Еще в Сердобольске я на примере этой сказки старался показать Маше тайный подтекст народных сказаний. История Ивана-царевича, его жены, прекрасной Марьи Моревны, трех сестер, трех зятьев, борьба героя за освобождение жены от власти Кощея Бессмертного в моем представлении являлась историей наших предков, переданной в символических образах. Признаюсь, было приятно, что Маша так сильно прониклась моими мыслями и несла их в народ — в лице Егора Михайловича. Но «народ» скептически улыбался:

— Ежели вас послушать, господа хорошие, кто-то дюже умный сказку сочинил в надежде, что лет через тысячу мы ее поймем. А понял один ты, Васильич. Может, придумываешь все? Ну, вот, скажем, Кощей. Сейчас всякие ужастики по телевизору показывают, а, по-моему разумению, в те времена, когда книг не было, Кощей таким ужастиком и являлся.

Маша, услышав это, даже отложила в сторону корзину.

— Для вас, Егор Михайлович, Кощей — сказка, а для наших славянских предков — это… это.

— Реальность, — подсказал я нужное слово.

— Реальность. Как и Змей Горыныч. Это зашифрованный образ врагов, с которыми мы тогда сражались.

— Ну, хорошо. Допускаю, что Кощей — это какой-нибудь царь басурманский был. Тут я согласен: пограбили они Русь вволю. А все эти зятья? Один вроде как орел, а вроде и человек, другой ворон, третий сокол. Это что, не сказка?

Право слово, было немного забавно наблюдать, с какой горячностью моя тринадцатилетняя дочь объясняла пожилому человеку, что такое тотем, язычество и представления древних людей о предках-прародителях. Я уже собирался помочь Маше в ее диспуте, как вдруг одна мысль, точнее догадка, молнией пронеслась в голове.

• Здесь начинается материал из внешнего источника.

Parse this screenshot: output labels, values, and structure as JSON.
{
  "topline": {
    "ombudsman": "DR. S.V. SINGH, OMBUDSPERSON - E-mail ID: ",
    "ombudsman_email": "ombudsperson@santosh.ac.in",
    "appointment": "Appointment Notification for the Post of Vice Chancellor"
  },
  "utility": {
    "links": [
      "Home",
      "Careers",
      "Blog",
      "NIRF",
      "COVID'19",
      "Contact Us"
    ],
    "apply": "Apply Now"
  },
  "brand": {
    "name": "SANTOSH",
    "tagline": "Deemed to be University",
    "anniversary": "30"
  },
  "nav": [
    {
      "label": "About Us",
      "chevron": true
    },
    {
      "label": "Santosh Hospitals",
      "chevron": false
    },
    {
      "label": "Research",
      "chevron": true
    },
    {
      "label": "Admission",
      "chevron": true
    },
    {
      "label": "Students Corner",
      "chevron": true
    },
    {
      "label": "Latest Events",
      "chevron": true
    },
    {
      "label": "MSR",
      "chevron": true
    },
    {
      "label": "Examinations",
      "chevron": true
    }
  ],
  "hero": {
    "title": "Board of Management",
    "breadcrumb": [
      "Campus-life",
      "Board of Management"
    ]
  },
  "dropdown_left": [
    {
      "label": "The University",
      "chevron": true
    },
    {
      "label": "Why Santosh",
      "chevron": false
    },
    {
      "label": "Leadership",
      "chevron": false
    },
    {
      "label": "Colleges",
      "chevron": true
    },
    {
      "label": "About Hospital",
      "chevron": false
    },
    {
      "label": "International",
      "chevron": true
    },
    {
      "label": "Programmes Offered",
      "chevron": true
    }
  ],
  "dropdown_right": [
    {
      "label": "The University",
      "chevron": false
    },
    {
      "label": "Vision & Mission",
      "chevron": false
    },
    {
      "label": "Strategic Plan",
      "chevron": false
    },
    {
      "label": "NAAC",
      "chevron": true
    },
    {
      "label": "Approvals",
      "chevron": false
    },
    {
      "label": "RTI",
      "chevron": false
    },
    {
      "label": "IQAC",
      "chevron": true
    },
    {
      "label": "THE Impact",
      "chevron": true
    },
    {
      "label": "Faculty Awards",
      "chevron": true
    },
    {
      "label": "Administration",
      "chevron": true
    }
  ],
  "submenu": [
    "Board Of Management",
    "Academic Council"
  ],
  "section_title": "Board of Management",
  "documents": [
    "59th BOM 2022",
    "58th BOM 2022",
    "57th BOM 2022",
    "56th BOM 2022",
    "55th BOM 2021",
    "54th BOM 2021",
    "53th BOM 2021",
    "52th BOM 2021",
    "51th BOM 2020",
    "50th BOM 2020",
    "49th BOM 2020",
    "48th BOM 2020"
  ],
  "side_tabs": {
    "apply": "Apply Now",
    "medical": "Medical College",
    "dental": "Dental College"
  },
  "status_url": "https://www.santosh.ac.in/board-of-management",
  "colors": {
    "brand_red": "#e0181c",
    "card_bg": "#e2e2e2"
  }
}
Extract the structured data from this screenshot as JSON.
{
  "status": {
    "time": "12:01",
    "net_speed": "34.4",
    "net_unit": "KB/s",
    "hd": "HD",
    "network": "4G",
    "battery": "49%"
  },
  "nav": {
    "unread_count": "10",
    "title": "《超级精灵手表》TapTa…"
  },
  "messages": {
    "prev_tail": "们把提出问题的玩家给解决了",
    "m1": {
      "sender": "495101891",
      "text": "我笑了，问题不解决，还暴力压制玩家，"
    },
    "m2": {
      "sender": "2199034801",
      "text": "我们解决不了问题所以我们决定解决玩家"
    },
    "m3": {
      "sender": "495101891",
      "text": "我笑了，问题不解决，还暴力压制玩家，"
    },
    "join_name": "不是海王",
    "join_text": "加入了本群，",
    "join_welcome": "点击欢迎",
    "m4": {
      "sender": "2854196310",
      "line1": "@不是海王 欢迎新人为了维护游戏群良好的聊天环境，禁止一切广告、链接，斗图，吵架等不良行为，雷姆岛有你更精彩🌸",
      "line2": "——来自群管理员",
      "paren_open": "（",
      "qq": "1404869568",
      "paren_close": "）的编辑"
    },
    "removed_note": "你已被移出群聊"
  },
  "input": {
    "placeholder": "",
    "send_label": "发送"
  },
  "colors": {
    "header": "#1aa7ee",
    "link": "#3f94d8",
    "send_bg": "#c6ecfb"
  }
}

— Папа, случилось что? — увидев мое изменившееся лицо, спросила Маша.

— Что случилось? Нет, ничего. А впрочем… Слушай, дочь, пошли домой. Надо ужин готовить. Завтра доделаешь корзину.

Старик удивленно посмотрел на меня, но ничего не сказал. Прощаясь, я спросил его:

— Скажите, Егор Михайлович, а давно нашу гору зовут Тихоновской?

— Да, почитай, всю жизнь.

— И по-другому не звали?

— По крайней мере при моей бабке, царствие ей небесное, гору звали Тихоновской. Говорят, казак здесь первым дом поставил, Тихоном звали.

— Понятно. Марей, Тихон. Ну, ладно, спасибо за рукодельную науку. Если не возражаете, Маша к вам будет изредка приходить.

— А почему изредка? Пусть чаще приходит, — ответил старик.



3.

Домой я не шел, а почти бежал. Бросив у порога плащ, сразу направился к книжной полке.

— Где она?

— Папа, что ты ищешь?

— Сказки. Обложка коричневая такая.

— Ты «Марью Моревну» ищешь? Так бы и сказал. Вот она, на тебя смотрит. Пап, ты меня пугаешь.

— Все нормально, дочка, все нормально. Нет, не нормально, великолепно! Вот, слушай: «Остался Иван-царевич один; целый год жил без сестер, и сделалось ему скучно. «Пойду, — говорит, — искать сестриц». Собрался в дорогу, шел, шел и видит — лежит в поле рать-сила побитая. Спрашивает Иван-царевич: «Коли есть тут жив человек — отзовися! Кто побил это войско великое?» Отозвался ему жив человек. «Все это войско великое побила Марья Моревна, прекрасная королевна». Пустился Иван-царевич дальше, наезжал на шатры белые, выходила к нему навстречу Марья Моревна, прекрасная королевна: «Здравствуй, царевич, куда тебя Бог несет — по воле аль по неволе?» Отвечал ей Иван-царевич: «Добрые молодцы по неволе не ездят». Ты посмотри, как наш Ваня ей славно ответил…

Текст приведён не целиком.